The first class meeting, the maiden voyage, of the live classroom of the Mises Academy was a thrilling, daring, revealing experience. It had a feeling that I only know as a “Jetson’s Moment” as Robert Murphy energetically lectured to 200 students gathered from all over the world in one digital spot, with Bob at his desk teaching like an Oxford don. On the right side of the window, the multitasking students listened, tittered with stream of consciousness commentary that couldn’t be heard, and greeted each other with wild enthusiasm. They held him for a very long time with questions and answers.

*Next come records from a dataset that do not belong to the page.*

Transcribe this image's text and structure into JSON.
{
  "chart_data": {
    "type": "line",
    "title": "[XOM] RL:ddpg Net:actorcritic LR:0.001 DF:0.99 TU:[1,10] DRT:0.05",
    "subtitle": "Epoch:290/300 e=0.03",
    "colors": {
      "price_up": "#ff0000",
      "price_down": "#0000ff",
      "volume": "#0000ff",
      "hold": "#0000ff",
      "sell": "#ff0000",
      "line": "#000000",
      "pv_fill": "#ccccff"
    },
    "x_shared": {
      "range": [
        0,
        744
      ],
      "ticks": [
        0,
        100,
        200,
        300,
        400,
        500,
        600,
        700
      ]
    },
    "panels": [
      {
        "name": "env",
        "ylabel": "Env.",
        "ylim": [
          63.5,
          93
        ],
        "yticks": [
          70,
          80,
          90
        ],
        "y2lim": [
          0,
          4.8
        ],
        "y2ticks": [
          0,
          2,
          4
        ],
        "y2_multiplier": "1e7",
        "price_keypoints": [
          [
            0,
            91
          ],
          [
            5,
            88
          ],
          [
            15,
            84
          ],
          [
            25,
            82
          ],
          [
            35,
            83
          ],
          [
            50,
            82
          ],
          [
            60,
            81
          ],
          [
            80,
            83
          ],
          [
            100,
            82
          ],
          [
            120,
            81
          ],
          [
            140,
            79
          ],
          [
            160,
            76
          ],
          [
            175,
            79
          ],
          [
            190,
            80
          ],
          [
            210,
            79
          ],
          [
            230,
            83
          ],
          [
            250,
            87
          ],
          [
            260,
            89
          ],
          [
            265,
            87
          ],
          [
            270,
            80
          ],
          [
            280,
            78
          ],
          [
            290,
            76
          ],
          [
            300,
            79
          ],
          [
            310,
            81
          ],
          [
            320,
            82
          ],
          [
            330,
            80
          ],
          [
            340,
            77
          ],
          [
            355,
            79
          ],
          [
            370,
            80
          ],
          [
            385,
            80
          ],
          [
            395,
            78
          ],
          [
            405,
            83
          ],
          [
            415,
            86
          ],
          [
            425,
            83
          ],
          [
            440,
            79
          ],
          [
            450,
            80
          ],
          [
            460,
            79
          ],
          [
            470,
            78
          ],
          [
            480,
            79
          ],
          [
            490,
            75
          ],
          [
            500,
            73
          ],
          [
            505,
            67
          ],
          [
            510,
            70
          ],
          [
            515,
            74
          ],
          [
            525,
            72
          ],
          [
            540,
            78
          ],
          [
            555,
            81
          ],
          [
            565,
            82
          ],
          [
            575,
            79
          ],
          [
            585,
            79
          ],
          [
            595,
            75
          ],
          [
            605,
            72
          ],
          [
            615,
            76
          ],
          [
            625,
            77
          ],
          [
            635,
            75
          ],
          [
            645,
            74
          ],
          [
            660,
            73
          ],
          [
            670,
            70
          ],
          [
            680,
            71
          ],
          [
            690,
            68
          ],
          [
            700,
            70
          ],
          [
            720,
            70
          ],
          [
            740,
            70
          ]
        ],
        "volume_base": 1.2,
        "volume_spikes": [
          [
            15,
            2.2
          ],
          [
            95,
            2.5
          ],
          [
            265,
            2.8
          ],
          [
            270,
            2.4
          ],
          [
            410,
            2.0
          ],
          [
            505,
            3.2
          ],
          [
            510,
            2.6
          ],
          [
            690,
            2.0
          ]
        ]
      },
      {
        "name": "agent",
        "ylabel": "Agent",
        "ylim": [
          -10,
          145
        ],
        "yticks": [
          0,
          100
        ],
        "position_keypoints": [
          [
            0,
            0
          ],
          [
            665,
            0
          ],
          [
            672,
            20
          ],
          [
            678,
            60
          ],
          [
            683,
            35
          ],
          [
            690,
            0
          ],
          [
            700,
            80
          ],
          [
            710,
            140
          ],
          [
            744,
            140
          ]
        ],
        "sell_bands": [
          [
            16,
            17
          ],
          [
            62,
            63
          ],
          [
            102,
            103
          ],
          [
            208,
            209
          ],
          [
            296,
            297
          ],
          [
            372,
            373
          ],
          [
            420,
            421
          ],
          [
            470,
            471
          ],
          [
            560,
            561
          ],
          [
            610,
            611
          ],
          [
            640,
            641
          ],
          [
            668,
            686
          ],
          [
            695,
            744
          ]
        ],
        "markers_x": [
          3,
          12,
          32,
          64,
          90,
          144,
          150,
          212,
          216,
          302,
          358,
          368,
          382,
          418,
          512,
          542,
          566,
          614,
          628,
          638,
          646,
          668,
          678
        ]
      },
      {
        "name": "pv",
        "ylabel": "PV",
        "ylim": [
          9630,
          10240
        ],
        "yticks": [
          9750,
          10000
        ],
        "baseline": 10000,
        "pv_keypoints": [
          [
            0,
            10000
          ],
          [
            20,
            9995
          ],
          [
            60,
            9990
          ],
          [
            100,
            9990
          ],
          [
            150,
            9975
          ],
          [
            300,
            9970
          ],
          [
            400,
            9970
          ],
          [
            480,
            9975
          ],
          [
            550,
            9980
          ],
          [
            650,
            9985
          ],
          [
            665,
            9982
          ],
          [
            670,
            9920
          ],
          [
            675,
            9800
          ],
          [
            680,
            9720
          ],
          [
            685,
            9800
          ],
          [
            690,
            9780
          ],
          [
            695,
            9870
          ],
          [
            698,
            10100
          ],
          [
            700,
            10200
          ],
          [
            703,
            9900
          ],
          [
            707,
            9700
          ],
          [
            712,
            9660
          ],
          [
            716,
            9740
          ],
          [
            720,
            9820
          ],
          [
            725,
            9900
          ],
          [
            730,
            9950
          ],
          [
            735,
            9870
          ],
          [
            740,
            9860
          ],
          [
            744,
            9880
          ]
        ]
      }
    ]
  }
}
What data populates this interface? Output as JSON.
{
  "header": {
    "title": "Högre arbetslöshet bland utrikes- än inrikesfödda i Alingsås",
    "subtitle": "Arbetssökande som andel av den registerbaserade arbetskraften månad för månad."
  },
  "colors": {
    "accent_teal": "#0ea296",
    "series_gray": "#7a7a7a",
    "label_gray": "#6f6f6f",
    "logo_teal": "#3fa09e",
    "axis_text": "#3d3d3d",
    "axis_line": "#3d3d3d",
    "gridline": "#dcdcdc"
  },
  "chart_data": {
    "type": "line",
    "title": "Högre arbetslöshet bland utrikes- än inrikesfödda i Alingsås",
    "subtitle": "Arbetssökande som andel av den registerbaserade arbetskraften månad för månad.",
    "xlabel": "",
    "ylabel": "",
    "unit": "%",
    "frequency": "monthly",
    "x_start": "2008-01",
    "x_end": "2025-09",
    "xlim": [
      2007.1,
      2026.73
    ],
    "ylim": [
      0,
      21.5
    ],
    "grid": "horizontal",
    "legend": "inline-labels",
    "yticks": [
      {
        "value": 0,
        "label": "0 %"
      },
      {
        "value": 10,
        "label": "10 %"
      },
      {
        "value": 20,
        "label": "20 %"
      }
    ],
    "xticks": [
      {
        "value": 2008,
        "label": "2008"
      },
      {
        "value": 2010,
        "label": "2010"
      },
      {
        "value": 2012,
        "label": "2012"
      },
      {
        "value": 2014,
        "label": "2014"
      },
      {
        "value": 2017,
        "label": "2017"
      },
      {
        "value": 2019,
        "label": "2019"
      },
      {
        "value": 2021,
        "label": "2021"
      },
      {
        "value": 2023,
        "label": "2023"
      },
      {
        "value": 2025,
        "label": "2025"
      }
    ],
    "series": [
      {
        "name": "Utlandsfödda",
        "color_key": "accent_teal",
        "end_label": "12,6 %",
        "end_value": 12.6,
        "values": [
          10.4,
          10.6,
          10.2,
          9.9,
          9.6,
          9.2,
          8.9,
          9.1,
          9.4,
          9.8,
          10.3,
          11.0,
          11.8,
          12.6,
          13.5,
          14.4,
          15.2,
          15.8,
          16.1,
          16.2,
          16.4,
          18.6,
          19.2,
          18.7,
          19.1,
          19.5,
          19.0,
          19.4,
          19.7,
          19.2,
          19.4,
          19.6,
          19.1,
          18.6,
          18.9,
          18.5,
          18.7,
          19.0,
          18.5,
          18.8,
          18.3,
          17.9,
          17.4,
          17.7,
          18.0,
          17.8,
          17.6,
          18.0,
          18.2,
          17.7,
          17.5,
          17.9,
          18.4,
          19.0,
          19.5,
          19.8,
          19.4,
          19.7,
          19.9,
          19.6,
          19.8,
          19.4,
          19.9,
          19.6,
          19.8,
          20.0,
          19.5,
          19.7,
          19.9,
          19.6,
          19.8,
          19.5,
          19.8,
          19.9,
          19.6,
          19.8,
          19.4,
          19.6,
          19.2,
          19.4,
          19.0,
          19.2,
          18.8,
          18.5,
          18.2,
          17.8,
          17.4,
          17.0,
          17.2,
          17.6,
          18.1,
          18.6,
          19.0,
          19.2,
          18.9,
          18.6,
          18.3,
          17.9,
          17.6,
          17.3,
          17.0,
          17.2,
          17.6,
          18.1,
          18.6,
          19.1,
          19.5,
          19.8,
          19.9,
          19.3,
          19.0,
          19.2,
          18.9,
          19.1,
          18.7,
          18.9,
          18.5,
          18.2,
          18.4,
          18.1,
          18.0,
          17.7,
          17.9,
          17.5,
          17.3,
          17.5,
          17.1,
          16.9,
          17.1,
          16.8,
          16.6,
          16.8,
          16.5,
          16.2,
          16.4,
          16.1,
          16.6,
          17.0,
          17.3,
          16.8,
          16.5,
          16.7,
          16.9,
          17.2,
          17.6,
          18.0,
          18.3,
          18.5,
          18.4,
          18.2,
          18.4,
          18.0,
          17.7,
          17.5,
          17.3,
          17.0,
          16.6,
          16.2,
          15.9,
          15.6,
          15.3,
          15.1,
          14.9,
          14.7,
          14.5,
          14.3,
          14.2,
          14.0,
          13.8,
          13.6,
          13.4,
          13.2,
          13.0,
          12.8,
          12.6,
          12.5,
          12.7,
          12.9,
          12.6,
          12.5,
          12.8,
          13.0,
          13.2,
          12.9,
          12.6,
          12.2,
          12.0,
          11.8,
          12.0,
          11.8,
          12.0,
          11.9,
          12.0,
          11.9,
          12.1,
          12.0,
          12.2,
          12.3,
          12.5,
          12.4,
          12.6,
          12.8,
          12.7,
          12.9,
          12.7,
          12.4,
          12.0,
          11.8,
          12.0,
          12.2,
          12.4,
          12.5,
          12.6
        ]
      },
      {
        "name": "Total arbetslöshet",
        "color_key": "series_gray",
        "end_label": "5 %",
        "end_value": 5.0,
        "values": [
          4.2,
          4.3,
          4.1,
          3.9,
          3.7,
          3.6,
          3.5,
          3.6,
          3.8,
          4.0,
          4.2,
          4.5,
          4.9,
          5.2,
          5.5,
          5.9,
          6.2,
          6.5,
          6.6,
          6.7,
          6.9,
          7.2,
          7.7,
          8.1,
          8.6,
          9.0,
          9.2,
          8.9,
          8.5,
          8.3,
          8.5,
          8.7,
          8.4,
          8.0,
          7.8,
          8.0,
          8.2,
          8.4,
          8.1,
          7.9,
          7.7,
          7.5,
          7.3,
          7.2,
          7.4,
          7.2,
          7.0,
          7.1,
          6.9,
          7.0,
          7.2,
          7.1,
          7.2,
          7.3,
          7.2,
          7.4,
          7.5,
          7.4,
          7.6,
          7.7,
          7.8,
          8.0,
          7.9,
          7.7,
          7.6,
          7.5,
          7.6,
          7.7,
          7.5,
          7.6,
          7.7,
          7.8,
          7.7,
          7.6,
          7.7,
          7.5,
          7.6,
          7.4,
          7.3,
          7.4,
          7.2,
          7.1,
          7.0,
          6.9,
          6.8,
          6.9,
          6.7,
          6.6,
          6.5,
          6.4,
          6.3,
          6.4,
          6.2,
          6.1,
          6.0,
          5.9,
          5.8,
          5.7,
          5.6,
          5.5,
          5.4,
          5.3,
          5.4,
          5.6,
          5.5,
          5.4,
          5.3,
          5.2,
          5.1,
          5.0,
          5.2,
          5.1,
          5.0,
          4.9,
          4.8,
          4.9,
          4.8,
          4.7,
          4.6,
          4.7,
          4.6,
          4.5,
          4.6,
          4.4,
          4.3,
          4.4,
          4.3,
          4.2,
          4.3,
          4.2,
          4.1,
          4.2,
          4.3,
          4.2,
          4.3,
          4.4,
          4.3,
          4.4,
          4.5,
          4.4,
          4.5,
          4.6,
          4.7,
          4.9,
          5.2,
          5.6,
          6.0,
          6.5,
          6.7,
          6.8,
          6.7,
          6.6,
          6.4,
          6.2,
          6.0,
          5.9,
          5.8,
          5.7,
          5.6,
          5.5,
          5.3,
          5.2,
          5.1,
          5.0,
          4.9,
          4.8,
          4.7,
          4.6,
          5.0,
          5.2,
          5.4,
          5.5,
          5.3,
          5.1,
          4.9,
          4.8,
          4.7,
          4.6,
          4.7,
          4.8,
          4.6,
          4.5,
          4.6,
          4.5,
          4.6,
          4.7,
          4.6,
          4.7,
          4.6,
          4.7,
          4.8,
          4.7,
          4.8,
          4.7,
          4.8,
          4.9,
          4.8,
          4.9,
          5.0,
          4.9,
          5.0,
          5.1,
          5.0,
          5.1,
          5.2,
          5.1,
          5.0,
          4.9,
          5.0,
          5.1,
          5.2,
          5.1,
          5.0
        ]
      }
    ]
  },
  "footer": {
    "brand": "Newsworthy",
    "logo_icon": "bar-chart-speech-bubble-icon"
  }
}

The contrast between the techno-hysteria that was palpable and the high-level calm of the lecture was post-modern in the strangest way, something you get only at the advent of a new era. It reminded me too of scenes from history that we see mocked up on the history channel: first flights, first phone calls, first electrical bulbs, etc.
That part of the program went beautifully. Meanwhile, the great software fear of all time became true: the main portal to the non-live classroom was tested to its maximum extent, as only a live, real-time demonstration can do. The server tightened up and connection strings began to give under the strain. It would be a fixable problem but, as developers know, you can’t fix anything in a crisis moment. Once the dust settled, the software was restored.
Now that we’ve been through the test, we know how to channel our energies. The bug is not the problem; the bug is the path to the fix. And so it is here. We’ve moved the classroom installation to its own server environment to prevent overloads and establish more reliability. Why hadn’t we done this before? In software development, everything is clear in retrospect and there is no way to perfectly predict problems, else there would never be problems at all. Through trial and error is how the world was built, and the digital world is no different.
All told, it was an amazing experience with huge promise. There were moments of magic combined with moments of tremendous anxiety. I seriously doubt that anyone on the production team end slept much last night, but this is an experienced crew and everyone worked ably and earnestly to find the workaround.
Nights like this happen only once. It lived up to its promise in every way, both in temporary tragedy and in triumph.